During these trying economic times, Rep. Gohmert is developing innovative solutions to jumpstart our economy and offering practical alternatives to the government’s bailout frenzy. His “Federal Income Tax Holiday” gained widespread national support from the grassroots level to national leaders, allowing taxpayers to decide how best to spend their hard-earned money. Louie has repeatedly called for an end to the socialization of our economy and decried the notion that Washington Bureaucrats know better than American taxpayers.

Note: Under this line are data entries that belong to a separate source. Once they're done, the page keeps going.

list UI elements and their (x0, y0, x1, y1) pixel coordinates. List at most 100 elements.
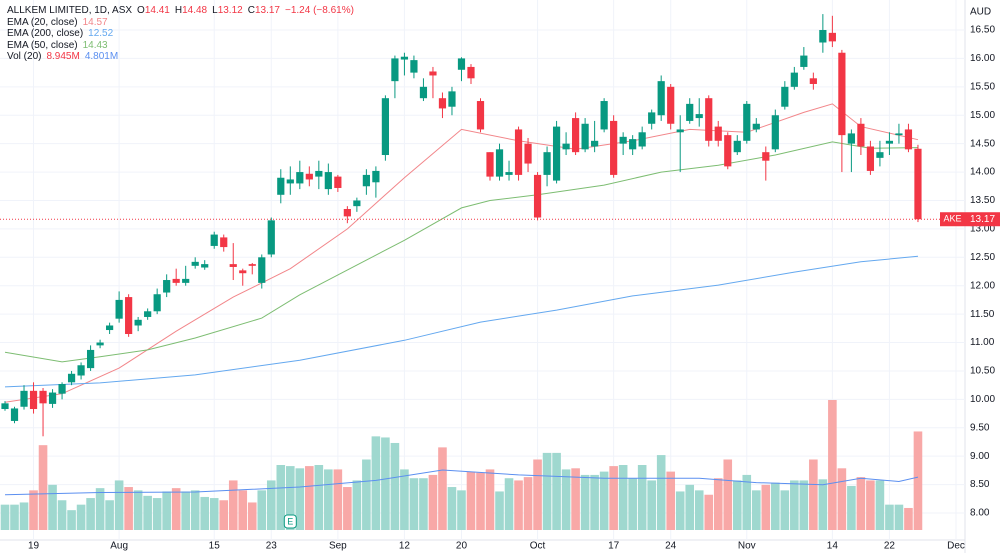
legend-title: ALLKEM LIMITED, 1D, ASX (7, 5, 133, 16)
volume-bar (38, 445, 48, 530)
x-tick-label: 17 (608, 541, 620, 552)
candle-body (182, 278, 190, 283)
candle-body (229, 264, 237, 267)
volume-bar (580, 474, 590, 530)
volume-bar (732, 480, 742, 530)
legend: ALLKEM LIMITED, 1D, ASX O14.41 H14.48 L13.1… (7, 5, 354, 63)
volume-bar (400, 469, 409, 530)
volume-bar (780, 490, 790, 530)
candle-body (876, 152, 884, 158)
y-tick-label: 12.50 (970, 252, 995, 263)
candle-body (125, 297, 133, 335)
volume-bar (48, 484, 57, 530)
volume-bar (447, 487, 457, 530)
volume-bar (200, 496, 210, 530)
volume-bar (238, 490, 248, 530)
volume-bar (818, 479, 828, 530)
y-tick-label: 13.50 (970, 195, 995, 206)
candle-body (762, 152, 770, 161)
candle-body (334, 176, 342, 188)
volume-bar (10, 504, 19, 530)
candle-body (904, 129, 913, 150)
x-tick-label: Sep (329, 541, 347, 552)
candle-body (505, 172, 513, 175)
candle-body (838, 52, 846, 136)
y-tick-label: 9.00 (970, 451, 990, 462)
candle-body (372, 170, 380, 183)
candle-body (77, 365, 85, 376)
candle-body (648, 112, 656, 124)
volume-bar (476, 472, 485, 530)
candle-body (144, 311, 152, 317)
legend-row: EMA (200, close) 12.52 (7, 28, 354, 40)
volume-bar (29, 490, 38, 530)
ema-line (4, 141, 919, 363)
volume-bar (552, 452, 561, 530)
price-tag (965, 212, 1000, 227)
candle-body (267, 220, 275, 255)
volume-bar (647, 480, 656, 530)
volume-bar (114, 480, 124, 530)
symbol-tag-label: AKE (943, 214, 961, 224)
candle-body (619, 136, 627, 144)
candle-body (448, 91, 456, 107)
candle-body (343, 208, 351, 217)
y-tick-label: 12.00 (970, 280, 995, 291)
volume-bar (295, 468, 305, 530)
legend-name: EMA (200, close) (7, 28, 84, 39)
candle-body (467, 66, 475, 79)
volume-bar (362, 459, 371, 530)
y-tick-label: 9.50 (970, 422, 990, 433)
candle-body (695, 114, 703, 119)
volume-bar (314, 465, 324, 530)
candle-body (391, 58, 399, 82)
candle-body (96, 342, 104, 346)
candle-body (410, 60, 418, 73)
y-tick-label: 16.50 (970, 25, 995, 36)
candle-body (667, 86, 675, 124)
candle-body (600, 101, 608, 130)
volume-bar (742, 474, 752, 530)
ohlc-letter: O (137, 5, 145, 16)
volume-bar (485, 469, 495, 530)
volume-bar (209, 498, 219, 530)
candle-body (115, 299, 123, 319)
ohlc-value: 14.41 (144, 5, 170, 16)
candle-body (828, 32, 836, 42)
symbol-tag (940, 212, 965, 227)
candle-body (457, 58, 466, 70)
candle-body (191, 261, 199, 266)
volume-bar (894, 504, 904, 530)
volume-bar (305, 466, 314, 530)
candle-body (39, 390, 47, 404)
volume-ma-line (4, 469, 919, 496)
volume-bar (666, 471, 675, 530)
y-tick-label: 13.00 (970, 224, 995, 235)
ema-line (4, 255, 919, 388)
candle-body (429, 71, 437, 76)
volume-bar (704, 494, 714, 530)
y-tick-label: 15.50 (970, 81, 995, 92)
candle-body (610, 120, 618, 175)
volume-bar (637, 465, 647, 530)
candle-body (201, 264, 209, 268)
y-tick-label: 10.00 (970, 394, 995, 405)
legend-value: 12.52 (88, 28, 114, 39)
volume-bar (266, 480, 276, 530)
volume-bar (875, 480, 885, 530)
volume-bar (124, 487, 133, 530)
volume-bar (694, 490, 704, 530)
volume-bar (190, 490, 200, 530)
candle-body (419, 86, 428, 99)
ohlc-letter: H (174, 5, 183, 16)
y-tick-label: 15.00 (970, 110, 995, 121)
candle-body (86, 349, 95, 369)
candle-body (305, 173, 313, 180)
volume-bar (847, 485, 856, 530)
earnings-marker (283, 514, 297, 529)
y-tick-label: 11.50 (970, 309, 995, 320)
candle-body (239, 270, 247, 274)
x-tick-label: 15 (209, 541, 221, 552)
candle-body (847, 133, 855, 144)
volume-bar (133, 490, 143, 530)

Louie serves on numerous House committees and subcommittees. He was recently named Vice Chair of the Judiciary subcommittee on Crime, Terrorism and Homeland Security due to his extensive knowledge stemming from years in the court room.
Prior to being elected to serve in Congress, Louie was elected to three terms as District Judge in Smith County, Texas. During his tenure on the bench, he gained national and international attention for some of his innovative rulings. He was later appointed by Texas Governor Rick Perry to complete a term as Chief Justice of the 12th Court of Appeals.
Louie received his undergraduate degree from Texas A&M University and later graduated from Baylor School of Law. He is also a veteran having served his country as Captain in the U.S. Army.
Today, he and his wife Kathy are the proud parents of three daughters. Their family attends Green Acres Baptist Church in Tyler, where Louie has served as a deacon and still teaches Sunday school.